Earlier this week, WPP Group CEO Mark Read announced a significant restructuring of the agency holding company to address what Read called a need for “a simpler WPP, [a] need to invest in the future.”

His predecessor, Sir Martin Sorrell, wasn’t so sure.

The announcement came on the heels of the much publicized consolidation of WPP agencies Wunderman and J. Walter Thompson, now Wunderman Thompson, and the merger of VML and Y&R, into – ouch!VMLY&R.

In both cases, industry buzz was largely around the “loss” of legendary brands J. Walter Thompson and Young & Rubicam, but the reality is that, as CMO demands evolve, those traditionally direct and digital agencies like Wunderman and VML have been the clear heirs to role of consigliere to marketing leaders for quite some time.

In the year 2000, when then-direct marketing firm Wunderman moved into Y&R’s staid Madison Avenue headquarters, it occupied two floors of the 26 floor building. The brand agency, Y&R, inhabited the other 24.

By the time they all left, in 2013, digital and direct agencies like Wunderman and VML dominated the bulk of the space, with several former Y&R floors sitting empty.  That was five years ago.  Anyone who didn’t see the writing on the wall wasn’t paying attention.

It makes perfect sense that accountable advertising and communications would take the reins. CMOs, as we know from our annual CMO Spend Survey, are increasingly accountable for revenue – some 45% have sole responsibility for a P&L.  They are increasingly on the hook for delivering not just branding, but business strategy, end-to-end customer experience, and product and service innovation.

The traditionally digital and direct firms (not to mention the management consultancies now dominating the agency market) were best positioned to deliver on clients’ need for data and analytics, for digital commerce platforms and expertise, and for social and mobile at scale.

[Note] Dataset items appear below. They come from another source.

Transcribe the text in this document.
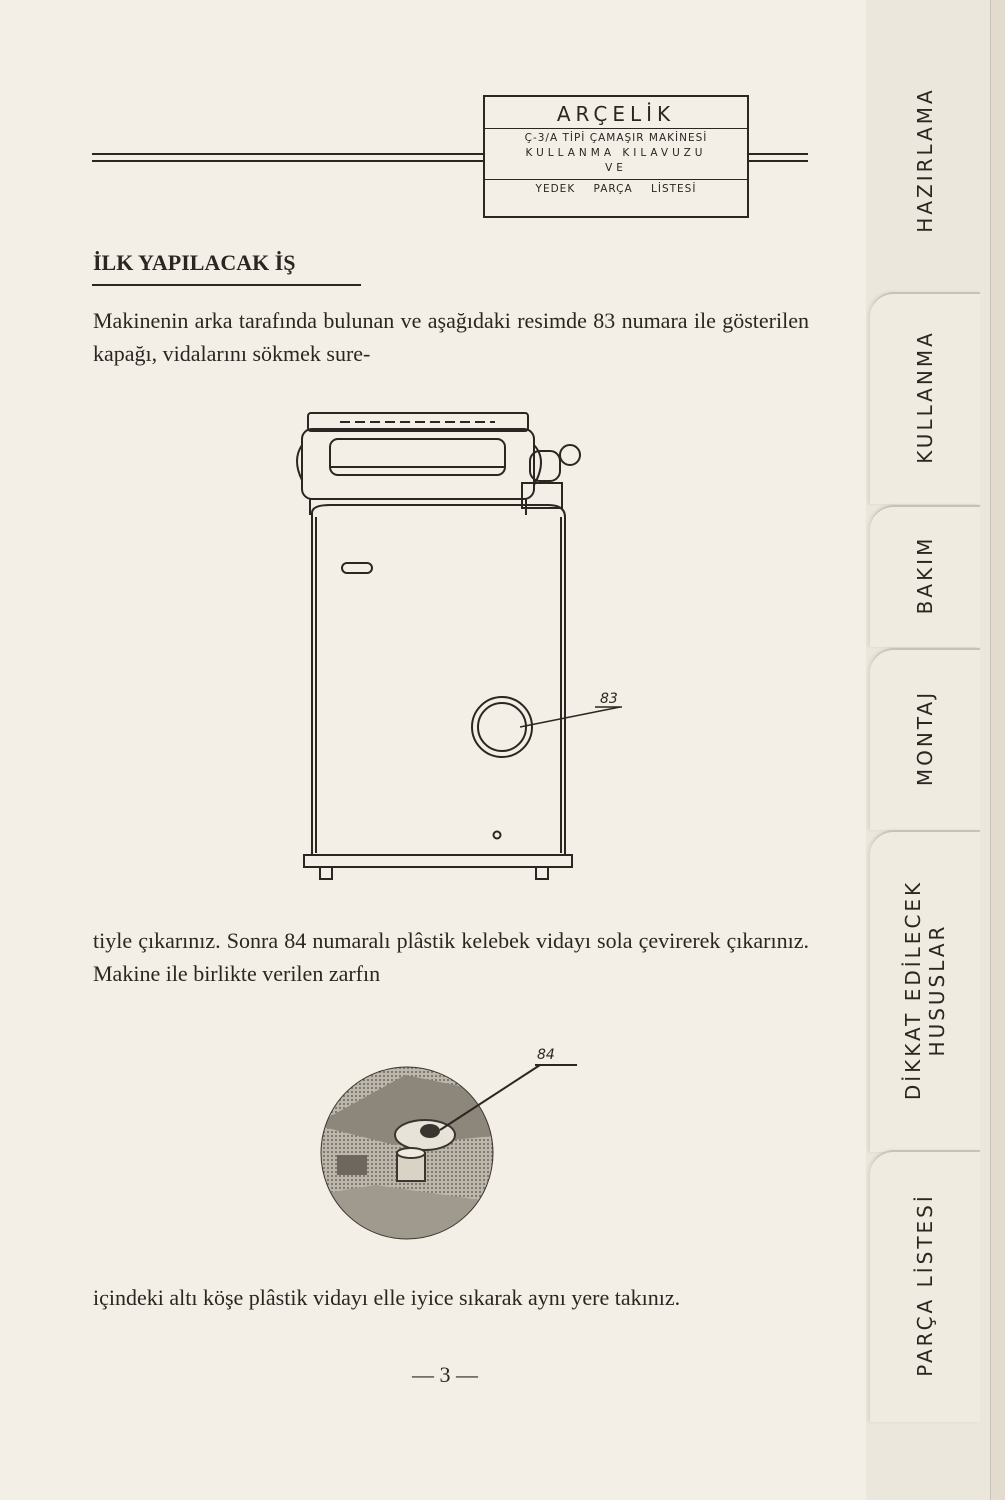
ARÇELİK
Ç-3/A TİPİ ÇAMAŞIR MAKİNESİ
KULLANMA KILAVUZU
VE
YEDEK PARÇA LİSTESİ
İLK YAPILACAK İŞ
Makinenin arka tarafında bulunan ve aşağıdaki resimde 83 numara ile gösterilen kapağı, vidalarını sökmek sure-
83
tiyle çıkarınız. Sonra 84 numaralı plâstik kelebek vidayı sola çevirerek çıkarınız. Makine ile birlikte verilen zarfın
84
içindeki altı köşe plâstik vidayı elle iyice sıkarak aynı yere takınız.
— 3 —
HAZIRLAMA
KULLANMA
BAKIM
MONTAJ
DİKKAT EDİLECEK HUSUSLAR
PARÇA LİSTESİ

Brand still matters.  It matters very much.  One might argue that in an increasingly intermediated commerce space, where Amazon controls so much access to customers, it matters even more.  Ask Alexa to order batteries and she’ll suggest Amazon Basics batteries.  Ask her to order Duracell batteries and that’s exactly what you’ll get.   But the days of big brand, above-the-line advertising supporting legendary agencies like J. Walter Thompson and Young & Rubicam have been over for years.

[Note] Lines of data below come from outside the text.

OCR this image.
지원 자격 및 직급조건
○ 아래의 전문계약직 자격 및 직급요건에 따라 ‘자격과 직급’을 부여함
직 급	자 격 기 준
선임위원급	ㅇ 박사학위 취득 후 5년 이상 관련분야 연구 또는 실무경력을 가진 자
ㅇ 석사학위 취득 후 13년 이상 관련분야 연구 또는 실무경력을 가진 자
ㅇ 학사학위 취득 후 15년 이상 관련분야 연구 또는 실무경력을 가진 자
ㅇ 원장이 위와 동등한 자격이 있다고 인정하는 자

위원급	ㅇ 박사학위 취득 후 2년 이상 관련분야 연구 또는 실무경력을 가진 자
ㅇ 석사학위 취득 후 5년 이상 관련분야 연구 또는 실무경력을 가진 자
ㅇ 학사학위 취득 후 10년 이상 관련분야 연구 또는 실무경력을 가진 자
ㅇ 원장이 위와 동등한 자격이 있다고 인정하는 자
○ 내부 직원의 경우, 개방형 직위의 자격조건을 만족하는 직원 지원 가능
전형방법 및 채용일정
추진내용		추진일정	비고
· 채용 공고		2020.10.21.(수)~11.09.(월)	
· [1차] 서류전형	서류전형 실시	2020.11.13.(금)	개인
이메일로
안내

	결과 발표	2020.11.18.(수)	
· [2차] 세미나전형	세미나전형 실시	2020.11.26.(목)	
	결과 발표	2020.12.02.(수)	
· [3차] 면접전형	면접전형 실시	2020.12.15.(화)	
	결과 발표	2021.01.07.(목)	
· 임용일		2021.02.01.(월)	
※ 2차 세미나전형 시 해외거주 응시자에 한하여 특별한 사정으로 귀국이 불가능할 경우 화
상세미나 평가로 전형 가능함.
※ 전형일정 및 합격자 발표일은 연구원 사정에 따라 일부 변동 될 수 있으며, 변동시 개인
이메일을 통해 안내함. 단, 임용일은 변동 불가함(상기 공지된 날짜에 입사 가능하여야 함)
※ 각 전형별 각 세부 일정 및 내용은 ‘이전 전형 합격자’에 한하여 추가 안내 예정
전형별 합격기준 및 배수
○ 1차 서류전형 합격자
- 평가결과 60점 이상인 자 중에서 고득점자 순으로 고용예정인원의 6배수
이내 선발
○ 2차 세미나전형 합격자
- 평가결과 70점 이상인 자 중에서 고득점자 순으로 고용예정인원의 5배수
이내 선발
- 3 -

Read clearly gets this, and while Y&RVML would be even tougher to say than VMLY&R, and Thompson Wunderman sounds even more awkward than Wunderman Thompson, one has to think there was consideration given to putting the legacy “digital” agency names first in the new nomenclature, despite Sorrell’s critique from afar.

Though the names may not be simple, WPP becomes inherently more so, and this speaks to an ongoing frustration we’ve heard from marketers – that the holding company model from a client-facing perspective has become unwieldy at best, and broken at worst.  On paper it looks good, in reality, competing P&L’s and territoriality hindered holistic solutions for clients, and slowed responsiveness and agility.  Simplifying the value proposition by bringing multiple disciplines together under a single agency brand makes sense.  Sorrell himself unintentionally made just that case in his second-guessing of Wunderman Thompson yesterday:

 “The people at JWT, if they did not have the digital talents and abilities, they should have been able to tap into those — in theory — at Wunderman.”

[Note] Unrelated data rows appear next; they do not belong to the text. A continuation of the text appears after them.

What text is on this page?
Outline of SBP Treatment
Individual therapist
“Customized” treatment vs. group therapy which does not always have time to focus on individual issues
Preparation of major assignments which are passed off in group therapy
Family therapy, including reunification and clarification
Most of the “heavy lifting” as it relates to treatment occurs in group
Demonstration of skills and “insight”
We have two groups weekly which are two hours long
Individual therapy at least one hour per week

“In theory” hasn’t worked for today’s marketing leaders under pressure to deliver.  They’ve had enough siloes to deal with internally, let alone with agency partners.  WPP’s recent moves bode well for their agencies and clients in the longer term.

2 Comments
  1. December 15, 2018 at 7:01 pm
    Ajinkya says:

    Mark read’s strategy might be in right direction, but it is far too short sighted. There is no vision beyond the initial simplification of structures. The real issue is not about agency branding at all. We give far too much credit to brand names than to what makes brand matter anyways.
    Both sorrell and read have failed so far to answer the bigger challenge – how would they get their people with different capabilities work together more effectively n efficiently?
    For a clearer perspective on this issue, read this – https://truthaboutbranding.com/2018/12/14/the-business-of-transforming/

  2. December 20, 2018 at 3:24 pm
    Strad G says:

    Sorrell’s “in theory” isn’t even correct and exposes why he had to go. In practice people only work together if they get paid together. Under Sorrell’s structure, different agencies were incentivised (by him) to compete, not cooperate. By bringing them together into single P&Ls, Read is incentivising different skill sets in WPP to work together, not compete. Ajinkya, you miss the point – this isn’t about branding it’s about P&L.